Tour guide explaining what the different doors are used for in bullfighting
No photos from here, but we did enjoy seeing the piece at this small (and free!) museum. It had a focus on somewhat lesser-known Spanish artists.
An Alcazar is a fortress. We're not sure about the details of the history of the Cordoba Alcazar, because the explanations were all in Spanish. But it did have a lovely garden outside.
Overview of the Alcazar garden
Close up of one part of the garden. Cool shot, eh?
The main tourist attraction in Cordoba, the Mesquita is an enormous mosque built when the Arabs lived in these parts, that has since been turned into a Christian church. Most of the original architecture has remained intact, but they did build an enormous Cathedral right in the middle of it. It's the oddest thing to see (and hard to capture in a picture, since everything is so big).
Mesquita bell tower. This rang out several times while we were there (on a Sunday)
The "mosque" parts of the Mesquita. The whole theme are these repeating striped columns. The prayer niche is more ornate, but nothing like...
The cathedral built inside the mosque
Walking around Cordoba
It's an interesting city with some lovely parks and interesting, Arab-influenced architecture. The picture at the top of this page is of Cordoba.
Orange pickers were came across. They have a machine that shakes the oranges from the trees. Then they pick them off the ground. Seriously!

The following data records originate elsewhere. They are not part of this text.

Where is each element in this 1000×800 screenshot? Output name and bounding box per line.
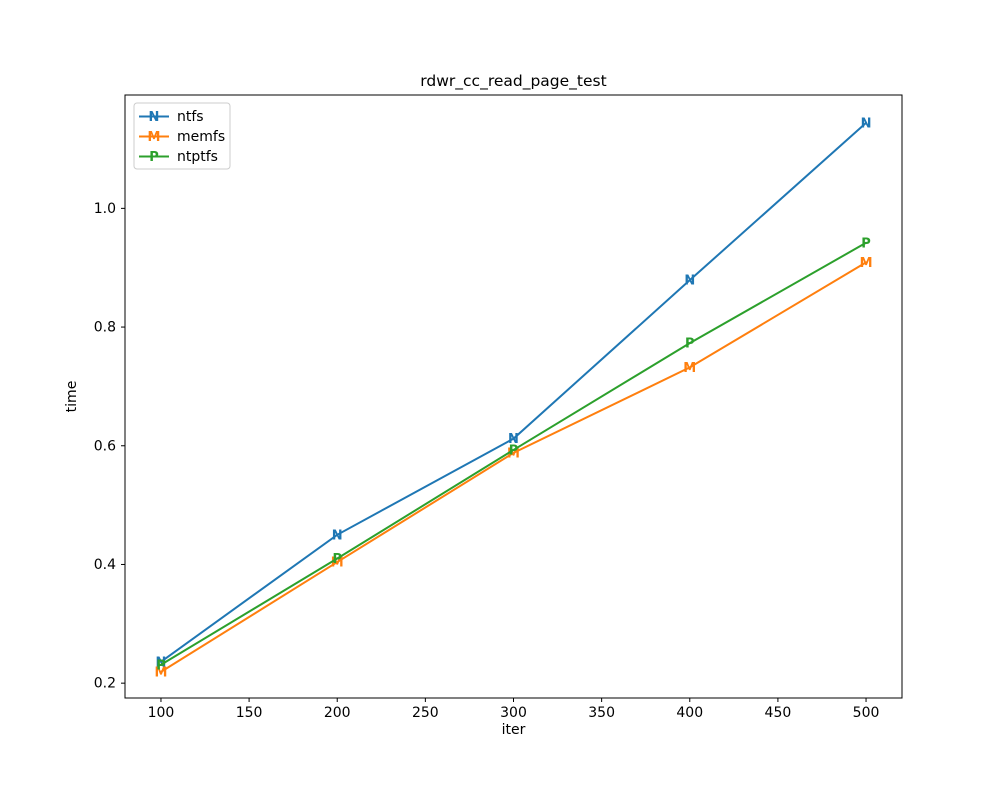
legend-label-memfs: memfs	[177, 129, 225, 145]
x-tick-label: 500	[853, 705, 880, 721]
legend-label-ntfs: ntfs	[177, 109, 204, 125]
legend-marker-ntptfs: P	[149, 150, 159, 165]
series-line-ntfs	[159, 121, 868, 663]
data-point-marker-ntptfs: P	[156, 658, 166, 673]
x-tick-label: 300	[500, 705, 527, 721]
data-point-marker-ntfs: N	[861, 116, 872, 131]
x-tick-label: 200	[324, 705, 351, 721]
data-point-marker-ntptfs: P	[509, 443, 519, 458]
x-axis-label: iter	[502, 722, 526, 738]
x-tick-label: 450	[765, 705, 792, 721]
data-point-marker-memfs: M	[154, 665, 167, 680]
axes-frame	[124, 94, 903, 699]
y-tick-label: 0.2	[94, 676, 116, 692]
y-tick-label: 0.4	[94, 557, 116, 573]
y-tick-label: 0.8	[94, 320, 116, 336]
data-point-marker-memfs: M	[860, 256, 873, 271]
x-tick-label: 350	[588, 705, 615, 721]
y-tick-label: 1.0	[94, 201, 116, 217]
data-point-marker-memfs: M	[683, 361, 696, 376]
x-tick-label: 250	[412, 705, 439, 721]
data-point-marker-ntfs: N	[684, 274, 695, 289]
x-tick-label: 100	[148, 705, 175, 721]
x-tick-label: 400	[676, 705, 703, 721]
y-axis-label: time	[64, 381, 80, 413]
data-point-marker-ntptfs: P	[861, 236, 871, 251]
data-point-marker-ntfs: N	[508, 432, 519, 447]
data-point-marker-ntptfs: P	[685, 337, 695, 352]
data-point-marker-ntfs: N	[332, 528, 343, 543]
chart-title: rdwr_cc_read_page_test	[420, 72, 606, 91]
data-point-marker-ntfs: N	[156, 655, 167, 670]
series-line-ntptfs	[159, 241, 868, 666]
series-line-memfs	[159, 261, 868, 673]
x-tick-label: 150	[236, 705, 263, 721]
legend-marker-memfs: M	[148, 130, 161, 145]
data-point-marker-memfs: M	[507, 446, 520, 461]
data-point-marker-ntptfs: P	[332, 552, 342, 567]
legend-box	[133, 102, 231, 170]
legend-marker-ntfs: N	[149, 110, 160, 125]
legend-label-ntptfs: ntptfs	[177, 149, 218, 165]
y-tick-label: 0.6	[94, 438, 116, 454]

Window shopping in Seville
This is really the place! Mind you, all the shops were closed when we were walking around looking at them. But that's certainly a lot of shoes. I really don't know how you'd ever decide...
Watching the Oscar recap
The only English channel we had was CNN, but it did give us some Oscar news. Like everyone, I was surprised Brokeback Mountain didn't get best picture. Crash was pretty good, but I personally preferred Brokeback.
The food report
We did have a really fun, tasty dinner here at bistro that happened to have a French (from France) waiter. Jean made the mistake of ordering port here, and was told we'd have to go to Portugal for that. (Or, you know, Canada. :-) But we got a Spanish wine-based aperitif instead that was nice. The food menu was rather large and confusing, so he said he would recommend dishes for us. He did a fine job. We had:
For dessert we got complimentary Spanish dessert wine which, with the wine with dinner, was just enough to make us slightly tipsy. But hey, we weren't driving.
Unfortunately, this made our lunch in Cordoba kind of disappointing in comparison, since we ordered similar items but they just weren't prepared as well. It all seemed too greasy.

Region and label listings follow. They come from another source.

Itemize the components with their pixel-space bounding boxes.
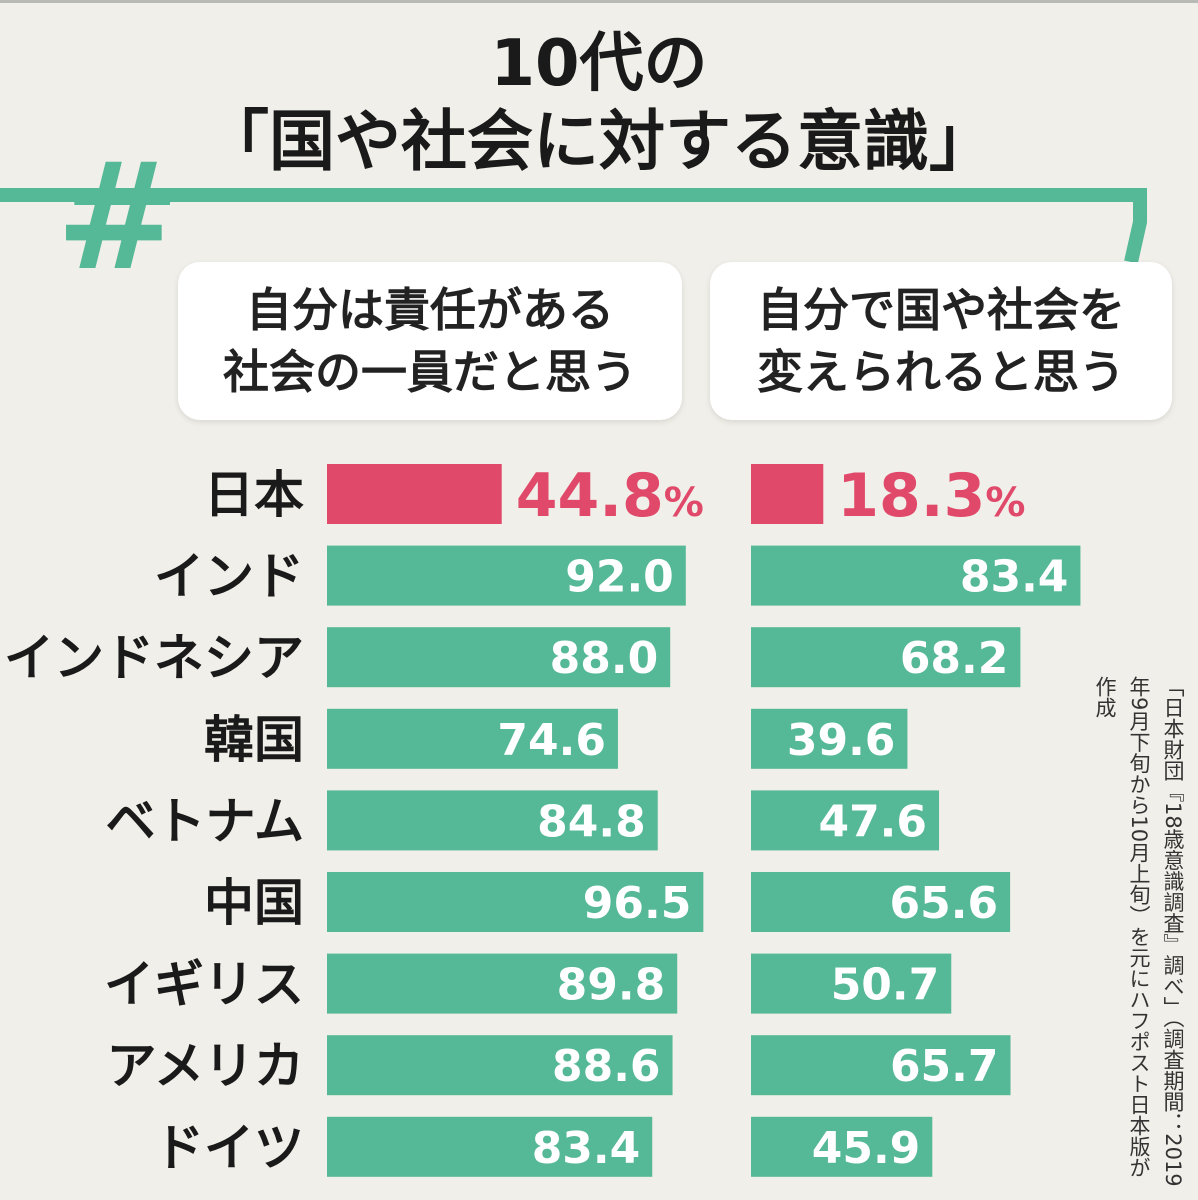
- bar: [751, 1116, 933, 1177]
- data-label: 92.0: [565, 552, 674, 603]
- panel-title-responsibility: 自分は責任がある 社会の一員だと思う: [178, 262, 682, 420]
- panel-title-change-society-line2: 変えられると思う: [757, 345, 1125, 399]
- panel-title-change-society-line1: 自分で国や社会を: [757, 283, 1125, 337]
- bar: [327, 464, 502, 524]
- data-label: 83.4: [960, 552, 1069, 603]
- category-label: インド: [154, 548, 304, 606]
- category-label: 中国: [204, 874, 304, 932]
- source-note: 「日本財団『18歳意識調査』調べ」（調査期間：2019年9月下旬から10月上旬）…: [1093, 676, 1185, 1187]
- data-label: 65.7: [890, 1041, 999, 1092]
- data-label: 68.2: [900, 633, 1009, 684]
- data-label: 89.8: [557, 960, 666, 1011]
- data-label-unit: %: [664, 480, 704, 526]
- bar: [751, 627, 1021, 688]
- bar: [327, 545, 686, 606]
- data-label: 96.5: [583, 878, 692, 929]
- category-label: アメリカ: [107, 1037, 305, 1095]
- data-label-highlight: 18.3%: [837, 461, 1025, 531]
- data-label-value: 18.3: [837, 461, 985, 531]
- data-label: 83.4: [532, 1123, 641, 1174]
- bar: [327, 790, 658, 851]
- bar: [751, 464, 824, 524]
- category-label: インドネシア: [4, 629, 304, 687]
- data-label-highlight: 44.8%: [516, 461, 704, 531]
- data-label: 88.0: [550, 633, 659, 684]
- data-label: 39.6: [787, 715, 896, 766]
- category-label: 韓国: [204, 711, 304, 769]
- bar: [751, 708, 908, 769]
- bar: [751, 953, 952, 1014]
- panel-title-responsibility-line2: 社会の一員だと思う: [223, 345, 637, 399]
- bar: [327, 627, 671, 688]
- panel-title-change-society: 自分で国や社会を 変えられると思う: [710, 262, 1172, 420]
- hash-icon: #: [56, 131, 180, 303]
- bar: [327, 872, 704, 932]
- bar: [327, 953, 678, 1014]
- top-border: [0, 0, 1198, 3]
- data-label: 45.9: [812, 1123, 921, 1174]
- category-label: ドイツ: [154, 1119, 304, 1177]
- bar: [751, 1035, 1011, 1096]
- category-label: ベトナム: [106, 792, 305, 850]
- bar: [751, 872, 1011, 932]
- data-label-value: 44.8: [516, 461, 664, 531]
- data-label-unit: %: [985, 480, 1025, 526]
- bar: [327, 1116, 653, 1177]
- panel-title-responsibility-line1: 自分は責任がある: [246, 283, 614, 337]
- data-label: 65.6: [890, 878, 999, 929]
- chart-title-line1: 10代の: [490, 27, 708, 101]
- data-label: 88.6: [552, 1041, 661, 1092]
- category-label: 日本: [204, 466, 304, 524]
- frame-line: [0, 188, 1147, 264]
- bar: [751, 790, 940, 851]
- data-label: 74.6: [497, 715, 606, 766]
- bar: [751, 545, 1081, 606]
- bar: [327, 1035, 673, 1096]
- bar: [327, 708, 618, 769]
- chart-title-line2: 「国や社会に対する意識」: [203, 103, 995, 180]
- data-label: 47.6: [818, 796, 927, 847]
- category-label: イギリス: [104, 956, 304, 1014]
- data-label: 84.8: [537, 796, 646, 847]
- data-label: 50.7: [831, 960, 940, 1011]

By this point (we'd also had a fried fish lunch—good, but), we were very much ready for different type of food. With vegetables. And maybe fruit. Both our guide books recommended this Italian place, and we decided that would be the ticket. But we didn't really have a good map of Seville—the tourist place was closed when we got there—and for some reason we didn't look up exactly where this restaurant was before leaving the hotel. We had the address, but...
So we were actually trying to find it by just walking around downtown and hoping we'd come across the street. Smart, eh? OK, so we finally asked a local. He didn't speak English, but we got enough down to find the place on our poor map.

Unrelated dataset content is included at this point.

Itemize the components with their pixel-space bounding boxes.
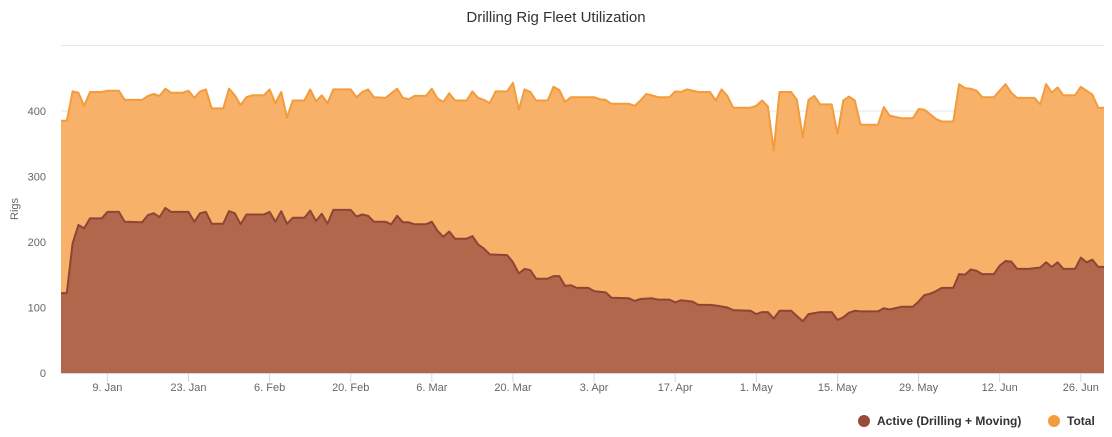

And that Italian dinner was very nice. Big salad with vegetables and fruit; tomato-based and orange-based sauces on fresh pasta; and apple pie dessert. And the first sign of grains in the bread!
It was when checking out of our hotel that it finally dawned on me. Of course, a four-star hotel would have maps available for its clients. And indeed it did, all neatly stacked there on the check-in desk. D'oh.